Currency Issues Weigh on Eastern Europe

By JUDY DEMPSEY

A new dividing line is settling across central Europe with economic repercussions that are already painful and could potentially be disastrous.

Rather than being based on ideology, the division this time is based on countries that use the euro and those that do not.

Only two out of 10 of the newest Eastern European members of the European Union, Slovakia and Slovenia, are members of the 16-nation euro zone. And the other eight countries are desperate for help as their companies and economies are buffeted by currency fluctuations and declines.

The European Central Bank, which oversees the euro, puts money into the system by lending against collateral, and since the beginning of the current economic crisis, this practice has expanded vastly.

While euro zone members have priority, such lending also has become broader. British banks have benefited through their euro zone subsidiaries, and the central bank has even provided loans to central banks in Poland and Hungary.

What the central bank has not done for the new members yet to adopt the euro is to provide temporary currency swaps — along the lines of what the Federal Reserve did for Brazil, Mexico, Singapore and South Korea last October to enable those countries to convert their currencies more easily to dollars.

And the central bank does not accept as collateral the bonds issued in zlotys, forints or the other local currencies in Eastern Europe.

“This has made it unattractive for euro-area financial institutions to hold noneuro government bonds, thus contributing to their sell-off,” said Zsolt Darvas, a visiting fellow at Breugel, an independent economics research group in Brussels.

The global financial crisis was slow to reach this part of Europe because its banks had few troubled assets. But when the collapse of Lehman Brothers last September sent new shock waves through the global banking system, Eastern Europe and other emerging markets were no longer spared.

Hungary and Latvia were particularly vulnerable; Hungary because of its deep exposure to foreign lending, and Latvia because of its shaky banking system and overextended consumers. When foreign currency financing dried up, the domestic interbank money markets stumbled and currencies came under pressure. Both countries were rescued by the International Monetary Fund and the European Union, with a heavy price attached in the form of government spending cuts.

Political and psychological factors also make attracting funds more difficult outside the euro zone, said Vasily Astrov, an economist at the Vienna Institute for International Economic Studies.

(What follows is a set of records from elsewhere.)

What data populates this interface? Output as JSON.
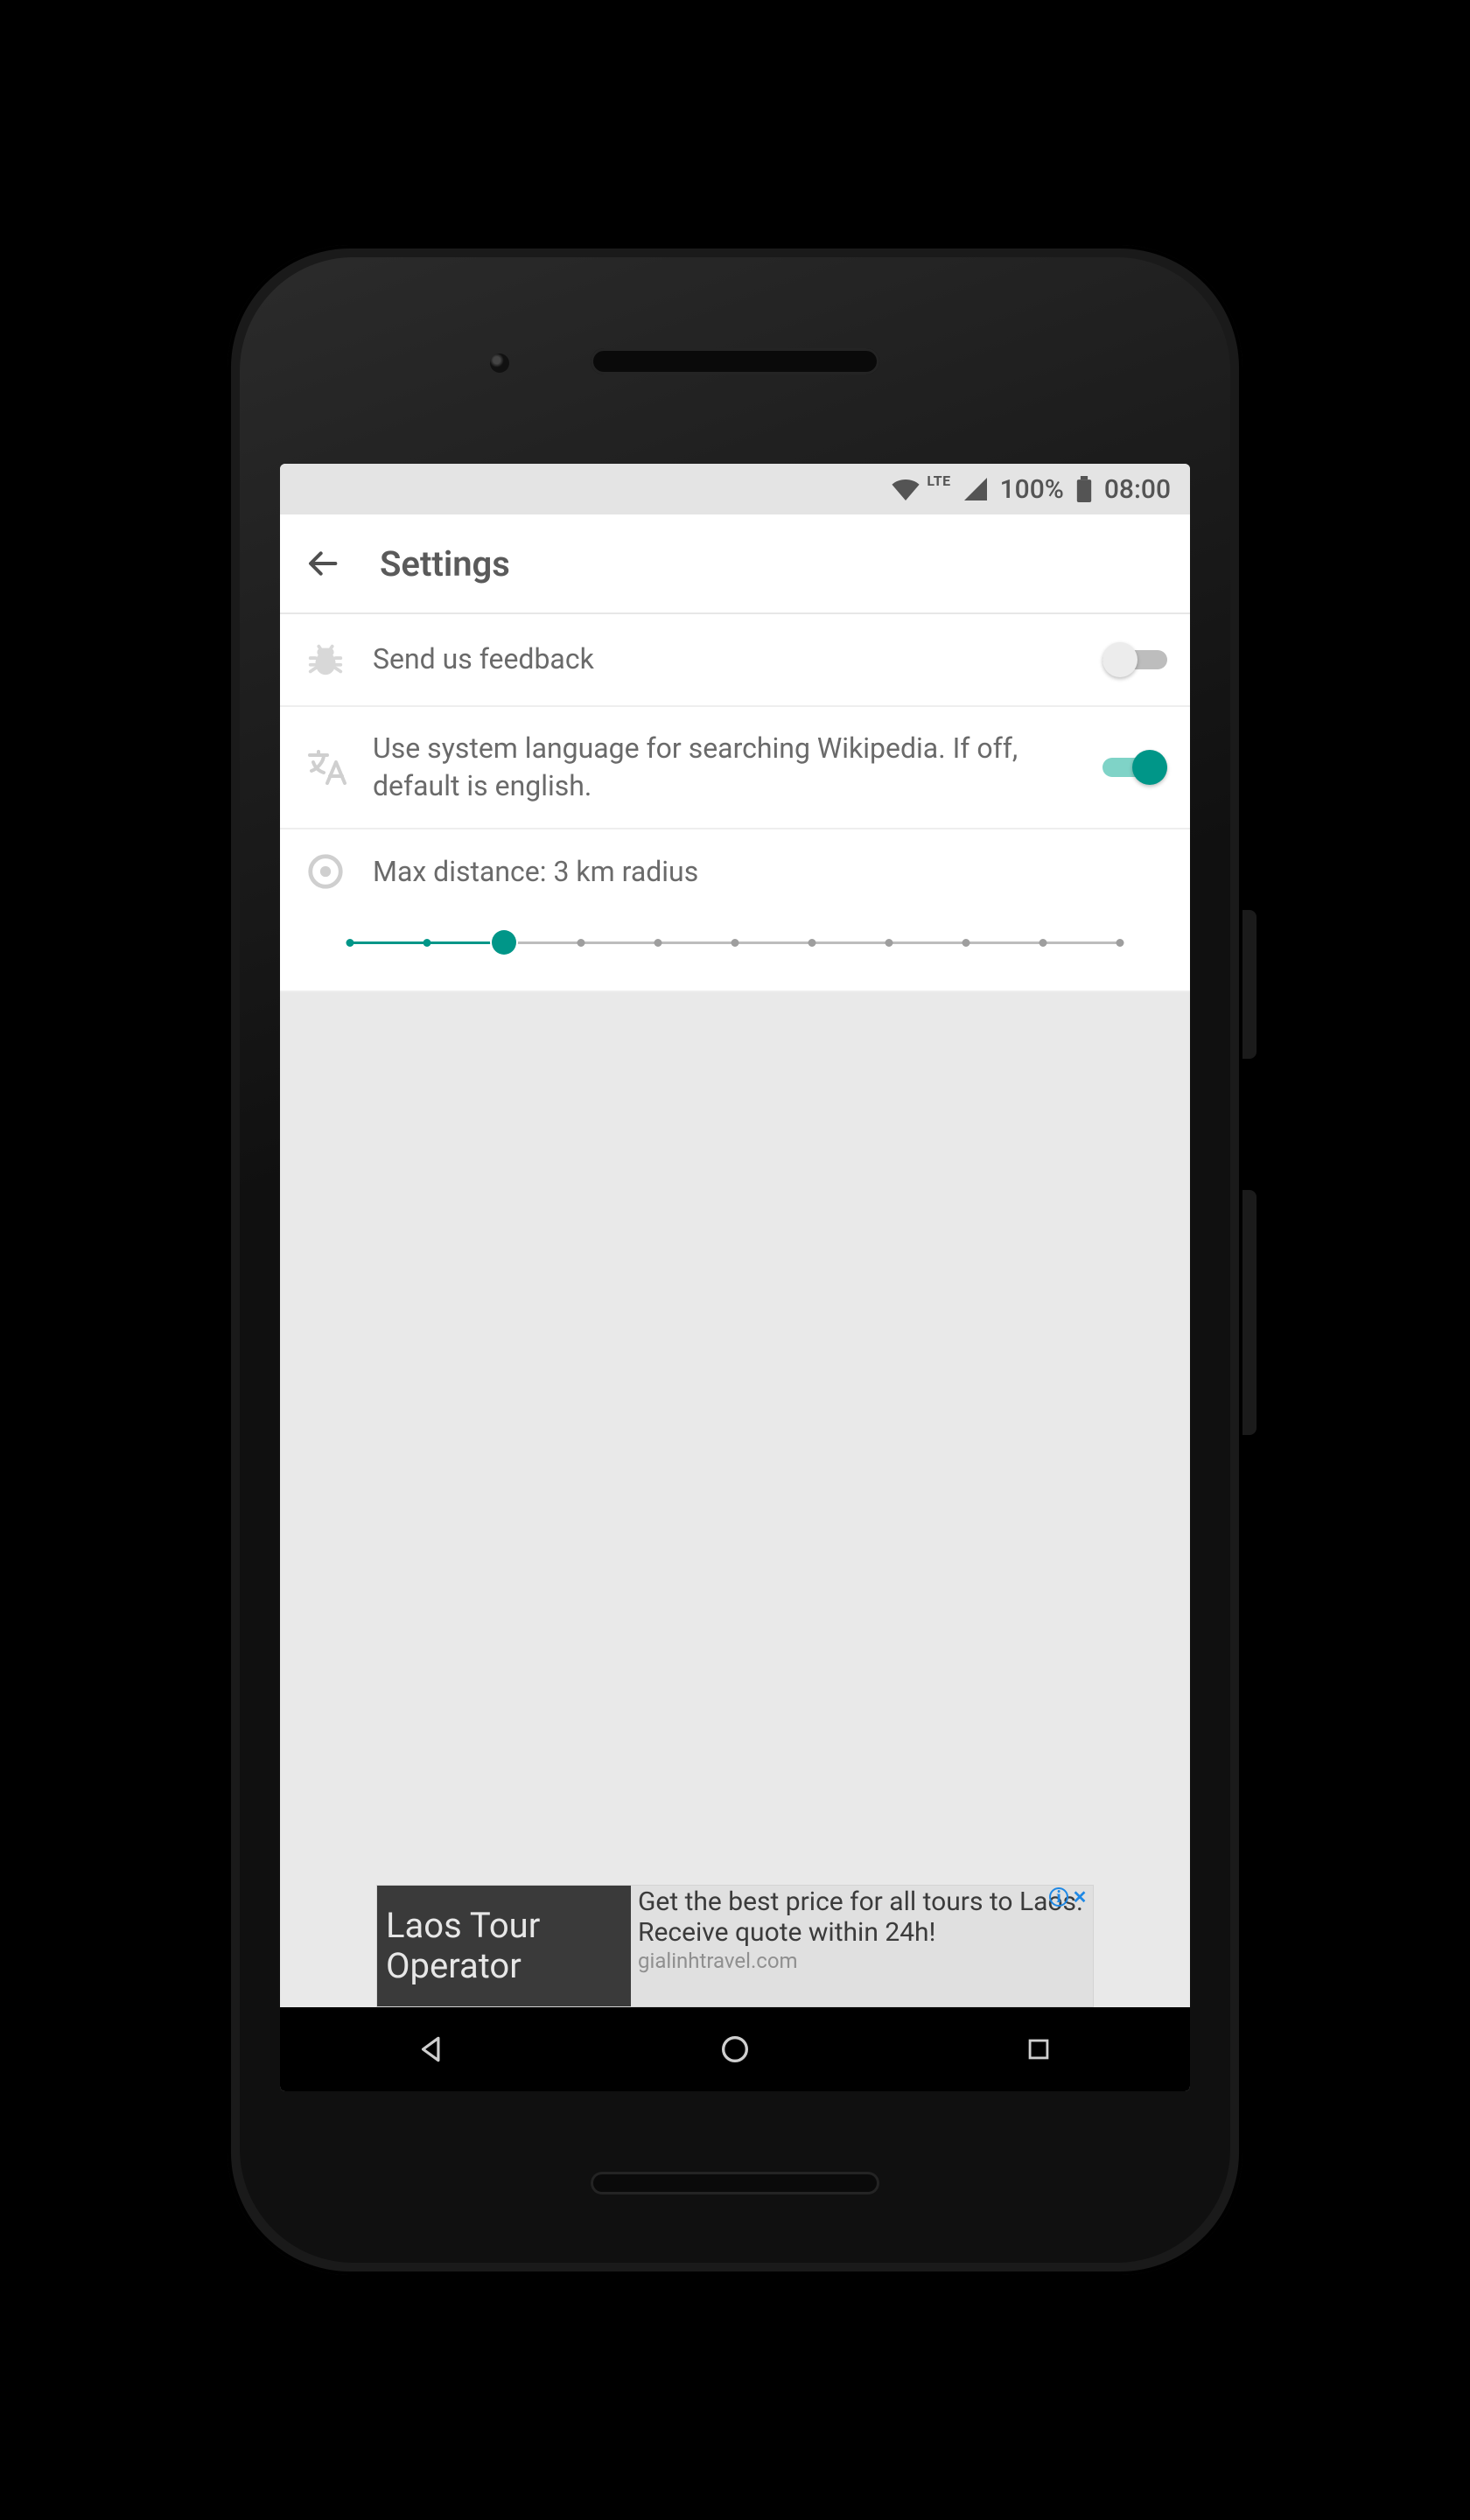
{
  "statusbar": {
    "battery_pct": "100%",
    "clock": "08:00",
    "network_label": "LTE"
  },
  "appbar": {
    "title": "Settings"
  },
  "settings": {
    "feedback": {
      "label": "Send us feedback",
      "toggle_on": false
    },
    "language": {
      "label": "Use system language for searching Wikipedia. If off, default is english.",
      "toggle_on": true
    },
    "distance": {
      "label": "Max distance: 3 km radius",
      "value_index": 2,
      "tick_count": 11
    }
  },
  "ad": {
    "headline": "Laos Tour Operator",
    "body": "Get the best price for all tours to Laos. Receive quote within 24h!",
    "display_url": "gialinhtravel.com"
  },
  "colors": {
    "accent": "#009688"
  }
}
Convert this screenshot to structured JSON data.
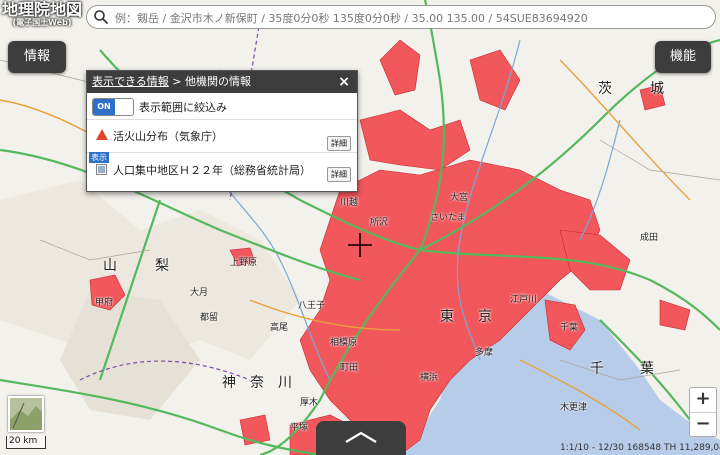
{
  "app": {
    "logo_title": "地理院地図",
    "logo_sub": "(電子国土Web)"
  },
  "search": {
    "placeholder": "例：剱岳 / 金沢市木ノ新保町 / 35度0分0秒 135度0分0秒 / 35.00 135.00 / 54SUE83694920"
  },
  "buttons": {
    "info": "情報",
    "features": "機能"
  },
  "panel": {
    "breadcrumb_link": "表示できる情報",
    "breadcrumb_sep": " > ",
    "breadcrumb_current": "他機関の情報",
    "close": "×",
    "toggle_on": "ON",
    "toggle_label": "表示範囲に絞込み",
    "items": [
      {
        "label": "活火山分布（気象庁）",
        "detail": "詳細",
        "badge": ""
      },
      {
        "label": "人口集中地区Ｈ２２年（総務省統計局）",
        "detail": "詳細",
        "badge": "表示"
      }
    ]
  },
  "map": {
    "region_labels": [
      "山",
      "梨",
      "茨",
      "城",
      "神",
      "奈",
      "川",
      "千",
      "葉",
      "東",
      "京"
    ],
    "place_labels": [
      "甲府",
      "八王子",
      "高尾",
      "上野原",
      "大月",
      "都留",
      "町田",
      "厚木",
      "平塚",
      "相模原",
      "多摩",
      "さいたま",
      "江戸川",
      "大宮",
      "所沢",
      "川越",
      "成田",
      "木更津",
      "横浜",
      "千葉"
    ],
    "scale": "20 km",
    "coords": "1:1/10 - 12/30 168548 TH 11,289,047"
  },
  "controls": {
    "zoom_in": "+",
    "zoom_out": "−"
  },
  "colors": {
    "did_fill": "#f2575c",
    "road_green": "#55b85c",
    "road_orange": "#e8a03a",
    "sea": "#b7cce9",
    "panel_header": "#3d3d3d",
    "toggle_on": "#2e6fc7"
  }
}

“Investors have become risk averse, at least with regard to financial markets,” he said. “They are opting for countries which hold the major currencies.”

The extraordinary pace with which currencies have declined has only aggravated such problems. In Poland, the zloty has fallen in value by 50 percent against the euro.

In theory, that should help exporters. But Aleksander Drzewiecki, chairman of the House of Skills, a consulting company, said many export-driven companies depend on imports in the first place. “The turbulence with the exchange rate is horrible,” he said. “We have no idea where we stand.”

Poland, with almost 40 million people, is the biggest of the new member states. It lost an opportunity right after joining to quickly prepare to adopt the euro. The nationalist-conservative government then, led by Lech Kaczynski, was intensely skeptical toward the euro and resistant to abandoning the zloty.

The new center-right government, led by Donald Tusk, which took office in late 2007, is more “euro friendly,” Mr. Astrov said. But its target entry date of 2012 is now called into question by the economic turmoil.

Elsewhere in Eastern Europe, the Czech Republic is keeping its options about joining the euro zone open, although it would need support from President Vaclav Klaus, a euro skeptic.

The Baltic states would like to join as quickly as possible, but their economies are contracting so much that it would be impossible to meet the criteria, which, among other things, stipulates that budget deficits should be below 3 percent of gross domestic product.

Without its subsidiary in Germany, things could be a lot worse for Ergis-Eurofilms, the biggest manufacturer of plastic films and laminates in Poland, which last year had revenue of 150 million euros ($189 million at current exchange rates) and a profit of about 10 million euros.

By contrast, Fiam, a family-owned company in Slovakia that specializes in recycling plastic materials, has its subsidiaries outside the euro zone, in Hungary, Poland and the Czech Republic. As a result, Fiam has been protected from currency fluctuations in its home market, which has adopted the euro, but faces havoc when selling eastward.

“Leaving aside the fact that many economies are all in recession, there is predictability inside the euro zone because there are no currency fluctuations,” said Ivan Saro, the company’s chief financial officer, whose father started the business in 1988.

Andreas Tostmann, chairman of the board of Volkswagen’s subsidiary Skoda in Slovakia, said the elimination of exchange rates meant “higher stability in planning and not least, the simplification of transactions inside the VW Group.”

But VW, similar to Fiam, has markets outside the euro zone area, where its products become more expensive. “It is a nightmare,” Mr. Saro said.

The fluctuations have motivated the company to try to sell more to the euro zone area.

But Mr. Saro is still facing problems with tight credit. The banks, he said, are stricter in granting loans and customers are paying late.

“We get paid but we don’t know when,” he said. “The point is that having adopted the euro, it is some kind of guarantee. But don’t ask me to look beyond the short term. These times are just too crazy.”